[SERVER-56966] blackduck - Handle incorrect yaml-cpp and boost versions Created: 14/May/21  Updated: 29/Oct/23  Resolved: 03/Jun/21

Status: Closed
Project: Core Server
Component/s: None
Affects Version/s: None
Fix Version/s: 5.0.0-rc1, 5.1.0-rc0

Type: Bug Priority: Major - P3
Reporter: Mark Benvenuto Assignee: Mark Benvenuto
Resolution: Fixed Votes: 0
Labels: post-rc0
Remaining Estimate: Not Specified
Time Spent: Not Specified
Original Estimate: Not Specified

Issue Links:
Backports
Depends
Backwards Compatibility: Fully Compatible
Operating System: ALL
Backport Requested:
v5.0
Sprint: Security 2021-05-31, Security 2021-06-14
Participants:
Linked BF Score: 70

 Description   

yaml-cpp uses #.#.# but there are some entires with #.#.#.# so later needs to be filtered out

All boost versions for the last 10 years start with 1.x.x. Black Duck thinks some
version are 4.x.x which are bogus and throws off the sorting.



 Comments   
Comment by Vivian Ge (Inactive) [ 06/Oct/21 ]

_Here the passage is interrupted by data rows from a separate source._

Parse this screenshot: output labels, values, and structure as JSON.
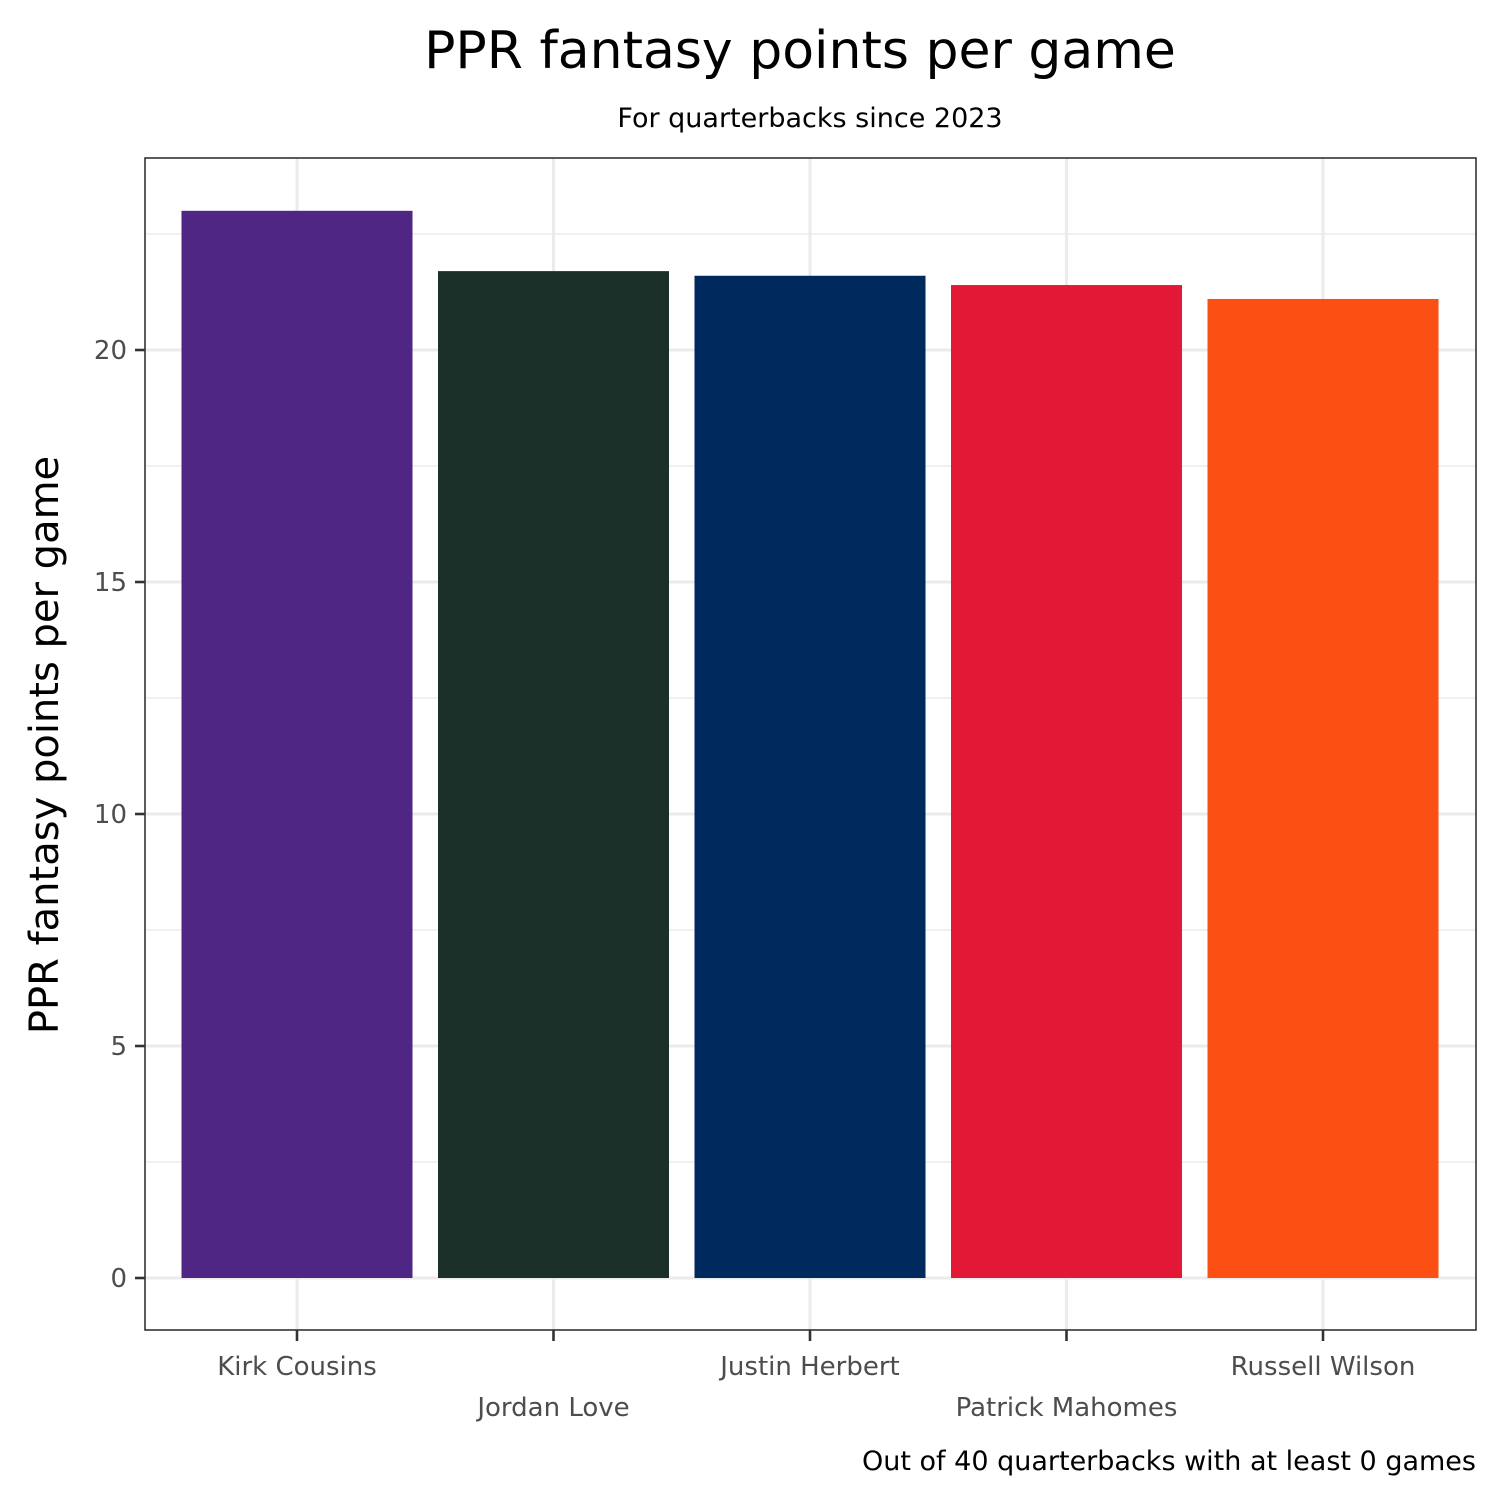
{
  "chart_data": {
    "type": "bar",
    "title": "PPR fantasy points per game",
    "subtitle": "For quarterbacks since 2023",
    "xlabel": "",
    "ylabel": "PPR fantasy points per game",
    "caption": "Out of 40 quarterbacks with at least 0 games",
    "categories": [
      "Kirk Cousins",
      "Jordan Love",
      "Justin Herbert",
      "Patrick Mahomes",
      "Russell Wilson"
    ],
    "values": [
      23.0,
      21.7,
      21.6,
      21.4,
      21.1
    ],
    "colors": [
      "#4F2683",
      "#1B3029",
      "#002A5E",
      "#E31837",
      "#FB4F14"
    ],
    "ylim": [
      -1.15,
      24.15
    ],
    "yticks": [
      0,
      5,
      10,
      15,
      20
    ],
    "ytick_labels": [
      "0",
      "5",
      "10",
      "15",
      "20"
    ],
    "grid": true,
    "legend": "none"
  }
}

Updating the fixversion since branching activities occurred yesterday. This ticket will be in rc0 when it’s been triggered. For more active release information, please keep an eye on #server-release. Thank you!

Comment by Githook User [ 02/Jun/21 ]

Author:

{'name': 'Mark Benvenuto', 'email': 'mark.benvenuto@mongodb.com', 'username': 'markbenvenuto'}

Message: SERVER-56966 blackduck - Handle incorrect yaml-cpp and boost versions

(cherry picked from commit 361d2c6b97d2e0c3cc80040e2cf555e68d185952)
Branch: v5.0
https://github.com/mongodb/mongo/commit/69564b219da39afa1143009db4e9c58d21e337fb

Comment by Githook User [ 24/May/21 ]

Author:

{'name': 'Mark Benvenuto', 'email': 'mark.benvenuto@mongodb.com', 'username': 'markbenvenuto'}

Message: SERVER-56966 blackduck - Handle incorrect yaml-cpp and boost versions
Branch: master
https://github.com/mongodb/mongo/commit/361d2c6b97d2e0c3cc80040e2cf555e68d185952

Generated at Thu Feb 08 05:40:38 UTC 2024 using Jira 9.7.1#970001-sha1:2222b88b221c4928ef0de3161136cc90c8356a66.